6. protect wetlands in the village
Protect the environment and reduce flooding by passing a wetlands and watercoures protection law. Much of the work on this legislation has already been done.
In 2005 I revised the wetlands law passed by the Town to fit the needs of the Village – notably strengthening the enforcement provisions by eliminating the option to pay a fee in order to mitigate damage to wetlands. I brought that law to the Village Board, where Michael Zierler suggested that we set up a task force to review the law and see if it met the village’s needs and if, in fact, we needed a law at all. That task force – made up of myself, Colin Apse of the Nature Conservancy, Rachel Lagodka of the Environmental Commission and Laura Heady of the Hudson River Estuary Program – unanimously recommended that a local law was our best option for protecting wetlands.
Simply put, the law requires that anyone who wants to build near a wetland has to have that wetland checked out first — if there is no harm in building whatever is in question, then the project goes through the normal process. If there would be harm to the project, the project has to be redesigned to avoid that harm, or the person in question can’t build what they want.
In order to find where there may be wetlands, we hired Hudsonia, Ltd to perform two wetland habitat assessments – one for the proposed Millbrook Greenway area, and one for the village as a whole. Hudsonia’s maps showed several areas of the village where there were potentially important wetlands complexes — on the Woodland Pond/Stoneliegh Woods properties, along the Wallkill River, especially the Harcourt Wildlife Sanctuary and around the Rail Trail south of Water Street and others.
Due to criticism that the law could be difficult to understand procedurally, I created a simple flow chart to guide prospective builders through the process.
Finally, in order to make sure there were no unnecessary hoops for builders, I wrote a seperate Wetlands Protection Overlay District law that made sure that the wetlands law itself only applied to specific properties. Those properties were the ones that had potential wetland, streams, river or buffer area somewhere on the property, according to Hudsonia.
- Conservation Thresholds for Land Use Planners by the Metropolitan Conservation Alliance
- Hudsonia, Ltd. ‘s 2003 “Wetland Assessment of the Proposed Millbrook Greenway, Village and Town of New Paltz”
- Orthophoto map of the location of potential wetlands and watercourses in the Village, from Hudsonia, Ltd.’s wetland assessment of the Village of New Paltz. (here’s wikipedia’s explanation of what an orthophoto is.)

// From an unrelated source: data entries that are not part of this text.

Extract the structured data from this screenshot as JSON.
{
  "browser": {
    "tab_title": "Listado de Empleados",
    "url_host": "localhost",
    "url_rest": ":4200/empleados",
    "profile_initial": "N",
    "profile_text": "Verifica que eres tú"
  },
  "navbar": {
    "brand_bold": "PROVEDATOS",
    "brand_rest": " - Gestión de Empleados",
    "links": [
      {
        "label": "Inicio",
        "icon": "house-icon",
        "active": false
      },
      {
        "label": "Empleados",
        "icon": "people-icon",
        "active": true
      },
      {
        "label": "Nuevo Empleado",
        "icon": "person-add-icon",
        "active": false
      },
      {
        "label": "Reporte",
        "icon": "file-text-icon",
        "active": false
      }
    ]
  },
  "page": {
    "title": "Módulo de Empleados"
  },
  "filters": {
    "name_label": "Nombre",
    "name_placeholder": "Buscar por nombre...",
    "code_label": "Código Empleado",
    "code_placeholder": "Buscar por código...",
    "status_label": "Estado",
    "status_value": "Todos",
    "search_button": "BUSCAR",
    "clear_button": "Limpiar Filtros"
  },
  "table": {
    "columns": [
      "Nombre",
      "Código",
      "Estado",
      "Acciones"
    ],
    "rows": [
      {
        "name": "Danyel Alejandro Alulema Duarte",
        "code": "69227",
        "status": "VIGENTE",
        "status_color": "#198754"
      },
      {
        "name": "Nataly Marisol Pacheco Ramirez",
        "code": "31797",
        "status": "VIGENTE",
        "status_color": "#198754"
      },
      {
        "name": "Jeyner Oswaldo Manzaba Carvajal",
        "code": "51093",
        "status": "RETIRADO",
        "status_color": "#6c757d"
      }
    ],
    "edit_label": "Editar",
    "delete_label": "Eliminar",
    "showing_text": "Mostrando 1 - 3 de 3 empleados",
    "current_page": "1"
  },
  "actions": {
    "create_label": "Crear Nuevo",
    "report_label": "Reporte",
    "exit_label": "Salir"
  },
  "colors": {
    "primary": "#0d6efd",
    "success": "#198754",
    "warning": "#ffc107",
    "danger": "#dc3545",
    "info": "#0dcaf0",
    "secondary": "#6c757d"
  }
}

- Parcel map showing the location of potential wetlands and watercourses in the Village, from Hudsonia, Ltd.’s wetland assessment of the Village of New Paltz
- Proposed Local Law Protecting Wetlands and Watercourses in the Village of New Paltz
- Proposed Wetland Protection Overlay District Law
- Flow chart showing the permiting process in the proposed Local Law Protecting Wetlands and Watercourses in the Village of New Paltz.
The one comment I keep hearing about a wetlands law is “law suit.” I would be interested in any feasible form of stringent local municipal protection of wetlands as the DEC recommends, the sooner the better. The implementation of a “critical environmental area” designation might be more expedient.
there’s plenty of municipalities in the region that have passed wetlands protections law. we should take a look and see how many lawsuits have resulted.